Итак, Колумб высадился здесь, на этом превосходном берегу, дал в морду Лысому Джо, сказал «Ух ты!», – и безо всякого перерыва заложил прямо там, где стоял, грандиозный кабак «Альмасен». Словом, за самый короткий промежуток времени совершил массу исторических дел. Мимо верхом на лошади проезжал по немаловажным делам господин Аллен Дик Дройт, каковой и подрысил к Колумбу, внимательно осмотрел оного и вступил с первооткрывателем в весьма продуктивный диалог, нашедший отражение в исторических анналах и запечатленный фотографическим способом. Черно-белые снимки можно видеть в уже упомянутой «Иллюстрированной истории»: «Христофор Колумб и Аллен Дройт беседуют и курят трубки»; «Христофор Колумб наносит удар в лицо Лысого Джо» и так далее. (Честно признаюсь, что г. Аллен Дройт также врезал Лысому Джо вслед за Колумбом: в этом выразилось родство душ двух великих людей.)

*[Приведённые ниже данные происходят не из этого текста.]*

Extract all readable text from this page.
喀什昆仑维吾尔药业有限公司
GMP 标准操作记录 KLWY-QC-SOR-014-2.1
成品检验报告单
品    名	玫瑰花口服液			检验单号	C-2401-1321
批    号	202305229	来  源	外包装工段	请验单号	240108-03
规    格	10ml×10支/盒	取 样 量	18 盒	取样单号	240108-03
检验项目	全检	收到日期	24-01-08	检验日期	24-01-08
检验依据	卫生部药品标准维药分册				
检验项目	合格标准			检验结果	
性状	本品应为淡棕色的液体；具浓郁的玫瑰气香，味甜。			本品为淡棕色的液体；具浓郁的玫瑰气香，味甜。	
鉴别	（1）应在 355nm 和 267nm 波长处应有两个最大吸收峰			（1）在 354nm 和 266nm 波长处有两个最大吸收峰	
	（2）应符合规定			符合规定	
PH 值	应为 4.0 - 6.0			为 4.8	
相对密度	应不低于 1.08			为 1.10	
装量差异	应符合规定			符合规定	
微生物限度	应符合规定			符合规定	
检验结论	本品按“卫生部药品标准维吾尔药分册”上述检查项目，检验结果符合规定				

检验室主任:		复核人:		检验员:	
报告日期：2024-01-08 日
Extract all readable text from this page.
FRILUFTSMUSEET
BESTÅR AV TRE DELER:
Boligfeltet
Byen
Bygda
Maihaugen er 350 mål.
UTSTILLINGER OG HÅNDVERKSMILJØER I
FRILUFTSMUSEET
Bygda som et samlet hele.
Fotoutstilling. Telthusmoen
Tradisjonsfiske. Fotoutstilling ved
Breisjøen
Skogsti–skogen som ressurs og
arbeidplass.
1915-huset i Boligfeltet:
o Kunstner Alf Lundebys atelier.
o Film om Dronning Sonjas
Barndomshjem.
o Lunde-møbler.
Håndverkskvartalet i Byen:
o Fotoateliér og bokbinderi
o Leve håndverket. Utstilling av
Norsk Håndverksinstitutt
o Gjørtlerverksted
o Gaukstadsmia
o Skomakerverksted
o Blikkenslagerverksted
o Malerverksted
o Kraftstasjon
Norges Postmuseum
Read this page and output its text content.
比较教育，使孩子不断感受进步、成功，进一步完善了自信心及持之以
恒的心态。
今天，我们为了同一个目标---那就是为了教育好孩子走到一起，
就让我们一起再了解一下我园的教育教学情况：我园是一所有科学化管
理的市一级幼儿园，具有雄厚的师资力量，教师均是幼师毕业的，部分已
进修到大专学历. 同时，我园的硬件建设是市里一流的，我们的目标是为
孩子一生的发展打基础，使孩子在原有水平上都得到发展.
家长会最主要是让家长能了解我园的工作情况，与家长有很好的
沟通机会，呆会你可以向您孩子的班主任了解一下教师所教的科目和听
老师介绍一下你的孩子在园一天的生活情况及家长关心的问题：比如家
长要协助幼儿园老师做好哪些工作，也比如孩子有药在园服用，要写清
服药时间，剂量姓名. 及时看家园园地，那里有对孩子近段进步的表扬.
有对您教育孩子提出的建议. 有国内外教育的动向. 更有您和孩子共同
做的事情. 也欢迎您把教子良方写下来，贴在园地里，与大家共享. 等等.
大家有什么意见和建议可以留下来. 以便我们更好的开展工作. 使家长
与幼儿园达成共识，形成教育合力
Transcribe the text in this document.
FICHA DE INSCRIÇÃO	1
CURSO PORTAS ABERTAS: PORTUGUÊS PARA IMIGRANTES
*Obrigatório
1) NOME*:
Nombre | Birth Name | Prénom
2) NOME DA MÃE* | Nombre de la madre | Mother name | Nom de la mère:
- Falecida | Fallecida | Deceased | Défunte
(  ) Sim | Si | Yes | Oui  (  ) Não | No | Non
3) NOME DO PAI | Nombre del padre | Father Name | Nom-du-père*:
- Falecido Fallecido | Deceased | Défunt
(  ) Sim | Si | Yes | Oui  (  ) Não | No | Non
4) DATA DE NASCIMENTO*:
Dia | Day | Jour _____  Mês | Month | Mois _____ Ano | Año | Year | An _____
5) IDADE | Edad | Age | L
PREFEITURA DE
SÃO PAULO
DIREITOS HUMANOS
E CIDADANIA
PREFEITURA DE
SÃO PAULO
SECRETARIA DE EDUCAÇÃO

Но я несколько заболтался. В последнее время на меня часто нападает, я заметил, этакая болтливость. К чему бы это? Не остаточный ли эффект пребывания в Арториксе? Или раньше времени проснувшаяся потребность писать мемуары? Хотя возможно я просто болтлив от природы. Затрудняюсь судить. Сами разбирайтесь, если хотите.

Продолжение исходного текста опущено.